Cuando yo era niña, mi profesora de piano insistía mucho con la memorización. No bastaba con poder interpretar una pieza sin errores; tenía que ejecutar varias a la perfección y de memoria. Su razonamiento era este: no quería que cuando le pidieran a sus alumnos que tocaran, ellos dijeran: «Lo lamento, no tengo partitura».
De niña, también memorizaba pasajes bíblicos, incluido el Salmo 119:11. Como no entendía mucho, pensaba que el solo hecho de memorizar evitaría que pecara.

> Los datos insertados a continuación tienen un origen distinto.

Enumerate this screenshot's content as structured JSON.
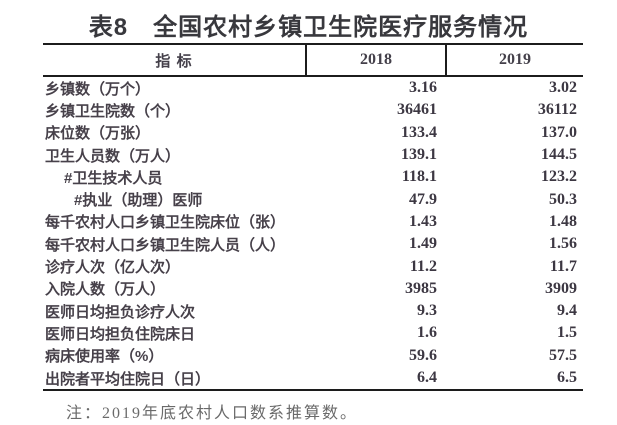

Me esforzaba mucho para recordar los versículos bíblicos, e incluso me premiaron con el Libro de historias bíblicas de Moody.
Aunque es bueno desarrollar el hábito de la memorización bíblica, no es la acción en sí lo que evita que pequemos. Poco después de haberme esforzado para ganar, aprendí que tener las palabras de las Escrituras en mi cabeza no modificaba mucho mi conducta. Es más, saber la verdad y no aplicarla me generaba sentimientos de culpa.
Con el tiempo, me di cuenta de que las Escrituras debían apropiarse de todo mi ser. Necesitaba internalizarlas, guardarlas «en mi corazón» como un músico memoriza una partitura. Tenía que vivir la Biblia del mismo modo que podía citarla. Cuando la Palabra de Dios baja de la cabeza al corazón, el pecado pierde su poder sobre nosotros.